Balázs Kovács, a professor of organizational behavior at Yale SOM, and his colleague Gaël Le Mens, a professor of economics and business at Universitat Pompeu Fabra in Barcelona, share an interest in studying typicality—that is, how well something, be it a restaurant, a mystery novel, or a social media post, conforms to the general opinion of what that sort of thing should be.
To determine that abstract ideal, they spent three years training a natural-language processing model called BERT to recognize and evaluate “typicality,” an ideal determined by aggregating the opinions of as many people as possible. They fed it thousands of book descriptions and tweets and, with a team of assistants hired on the internet who manually tagged each item, spent hours fine-tuning the model.
In the fall of 2022, they finally had enough data for a paper, which was accepted by the journal Sociological Science. But between the time the paper was accepted and when it was printed, a new piece of AI software called ChatGPT was released to the general public. ChatGPT had absorbed a huge dataset of publicly available information—including millions of books and, probably, tweets—and could automatically simulate human responses, including answers to the question of whether something was typical of its genre.
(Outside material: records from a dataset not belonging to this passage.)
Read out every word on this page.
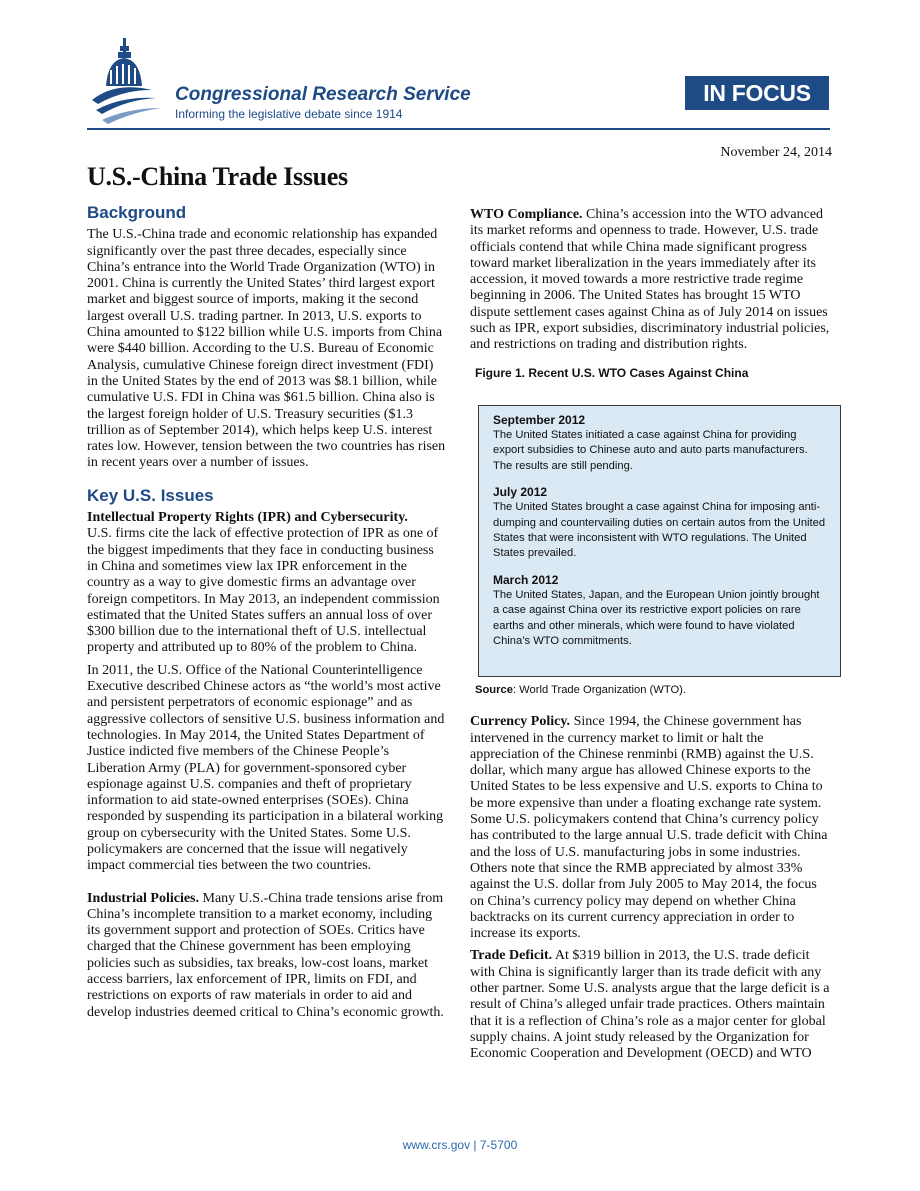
Congressional Research Service
Informing the legislative debate since 1914
IN FOCUS
November 24, 2014
U.S.-China Trade Issues
Background

The U.S.-China trade and economic relationship has expanded significantly over the past three decades, especially since China’s entrance into the World Trade Organization (WTO) in 2001. China is currently the United States’ third largest export market and biggest source of imports, making it the second largest overall U.S. trading partner. In 2013, U.S. exports to China amounted to $122 billion while U.S. imports from China were $440 billion. According to the U.S. Bureau of Economic Analysis, cumulative Chinese foreign direct investment (FDI) in the United States by the end of 2013 was $8.1 billion, while cumulative U.S. FDI in China was $61.5 billion. China also is the largest foreign holder of U.S. Treasury securities ($1.3 trillion as of September 2014), which helps keep U.S. interest rates low. However, tension between the two countries has risen in recent years over a number of issues.

Key U.S. Issues

Intellectual Property Rights (IPR) and Cybersecurity.
U.S. firms cite the lack of effective protection of IPR as one of the biggest impediments that they face in conducting business in China and sometimes view lax IPR enforcement in the country as a way to give domestic firms an advantage over foreign competitors. In May 2013, an independent commission estimated that the United States suffers an annual loss of over $300 billion due to the international theft of U.S. intellectual property and attributed up to 80% of the problem to China.

In 2011, the U.S. Office of the National Counterintelligence Executive described Chinese actors as “the world’s most active and persistent perpetrators of economic espionage” and as aggressive collectors of sensitive U.S. business information and technologies. In May 2014, the United States Department of Justice indicted five members of the Chinese People’s Liberation Army (PLA) for government-sponsored cyber espionage against U.S. companies and theft of proprietary information to aid state-owned enterprises (SOEs). China responded by suspending its participation in a bilateral working group on cybersecurity with the United States. Some U.S. policymakers are concerned that the issue will negatively impact commercial ties between the two countries.

Industrial Policies. Many U.S.-China trade tensions arise from China’s incomplete transition to a market economy, including its government support and protection of SOEs. Critics have charged that the Chinese government has been employing policies such as subsidies, tax breaks, low-cost loans, market access barriers, lax enforcement of IPR, limits on FDI, and restrictions on exports of raw materials in order to aid and develop industries deemed critical to China’s economic growth.

WTO Compliance. China’s accession into the WTO advanced its market reforms and openness to trade. However, U.S. trade officials contend that while China made significant progress toward market liberalization in the years immediately after its accession, it moved towards a more restrictive trade regime beginning in 2006. The United States has brought 15 WTO dispute settlement cases against China as of July 2014 on issues such as IPR, export subsidies, discriminatory industrial policies, and restrictions on trading and distribution rights.

Figure 1. Recent U.S. WTO Cases Against China
September 2012
The United States initiated a case against China for providing export subsidies to Chinese auto and auto parts manufacturers. The results are still pending.
July 2012
The United States brought a case against China for imposing anti-dumping and countervailing duties on certain autos from the United States that were inconsistent with WTO regulations. The United States prevailed.
March 2012
The United States, Japan, and the European Union jointly brought a case against China over its restrictive export policies on rare earths and other minerals, which were found to have violated China’s WTO commitments.
Source: World Trade Organization (WTO).

Currency Policy. Since 1994, the Chinese government has intervened in the currency market to limit or halt the appreciation of the Chinese renminbi (RMB) against the U.S. dollar, which many argue has allowed Chinese exports to the United States to be less expensive and U.S. exports to China to be more expensive than under a floating exchange rate system. Some U.S. policymakers contend that China’s currency policy has contributed to the large annual U.S. trade deficit with China and the loss of U.S. manufacturing jobs in some industries. Others note that since the RMB appreciated by almost 33% against the U.S. dollar from July 2005 to May 2014, the focus on China’s currency policy may depend on whether China backtracks on its current currency appreciation in order to increase its exports.

Trade Deficit. At $319 billion in 2013, the U.S. trade deficit with China is significantly larger than its trade deficit with any other partner. Some U.S. analysts argue that the large deficit is a result of China’s alleged unfair trade practices. Others maintain that it is a reflection of China’s role as a major center for global supply chains. A joint study released by the Organization for Economic Cooperation and Development (OECD) and WTO

www.crs.gov | 7-5700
It didn’t need to be trained with additional data tagged by research assistants.
In other words, three years of work could now be duplicated instantaneously.
“You could cry,” says Le Mens.
But instead the researchers decided to investigate whether ChatGPT, after no training, performed as well as BERT with additional training with the data tagged by research assistants. If so, ChatGPT could be a valuable tool in their work and in the work of other social scientists whose research relies on coding large amounts of text. They recently published their results in a new paper in the journal Proceedings of the National Academy of Sciences.
“This came at a good time,” Kovács says. “ChatGPT is the right tool for questions we’ve been asking for a long time.” And because they’d been thinking about typicality ratings for a long time, they knew exactly how to use it.
Their experiment was fairly simple. They gave ChatGPT descriptions of 1,000 mystery novels, and asked it to rate how typical each description was of the genre on a scale of 0 to 100, with 100 being the most typical. Then they compared ChatGPT’s typicality ratings with ratings previously produced by a team of human judges recruited via a crowdworking platform. They also did the same with descriptions of romance novels and then with tweets by Republican and Democratic members of Congress, which were rated based on how typical they were of their respective parties.
They discovered that ChatGPT, even without training, performed just as well, or even better, than BERT when it came to determining the typicality of book descriptions and tweets. The implications for future research were enormous.
“It’s good and bad,” Le Mens says. “It’s good because people with less research money and who are at smaller colleges can do research and process text in a way that’s more cost efficient. They also don’t need a computer science background. It makes this type of research less elitist.”
For the political tweet study, for example, Kovács and Le Mens spent £3,000 hiring people to read each tweet and determine its typicality. Even using a paid version of ChatGPT, the cost of examining the same data using the tool was $4.
If you use the tool without making sure it’s accurately mimicking what it’s supposed to measure—that is, if you don’t use human raters to test what the model is doing—you could find that the model is very biased in some ways.
The downside is that researchers may not always understand that, like any other tool, ChatGPT isn’t applicable to every research project. With Kovács and Le Mens’s project, it worked well because determining typicality depends on aggregating opinions from many different people, but that might not be the case with every experiment.
“It’s a big leap from one setting to another,” Le Mens warns. “One should be happy, but one should not be overenthusiastic. If you use the tool without making sure it’s accurately mimicking what it’s supposed to measure—that is, if you don’t use human raters to test what the model is doing—you could find that the model is very biased in some ways.” Another question is whether ChatGPT will ever be able to explain its ratings the way a human can.
He and Kovács are excited to see what the program can do next. They’re already planning follow-up papers comparing European political party manifestos with government policies and promises made in corporate press releases with what the companies actually do.
They’re also looking to see if ChatGPT can take different perspectives into account, like, for example, what an American would consider a typical Italian restaurant as opposed to an Italian. ChatGPT can also analyze pictures and audio, and Kovács is looking forward to following up on previous work he’s done about the music industry.
“Everyone is talking about AI,” he says. “A lot of tasks become much faster and cheaper. In this one small example, AI seems to perform as well as humans. However, you don’t know what the future brings.”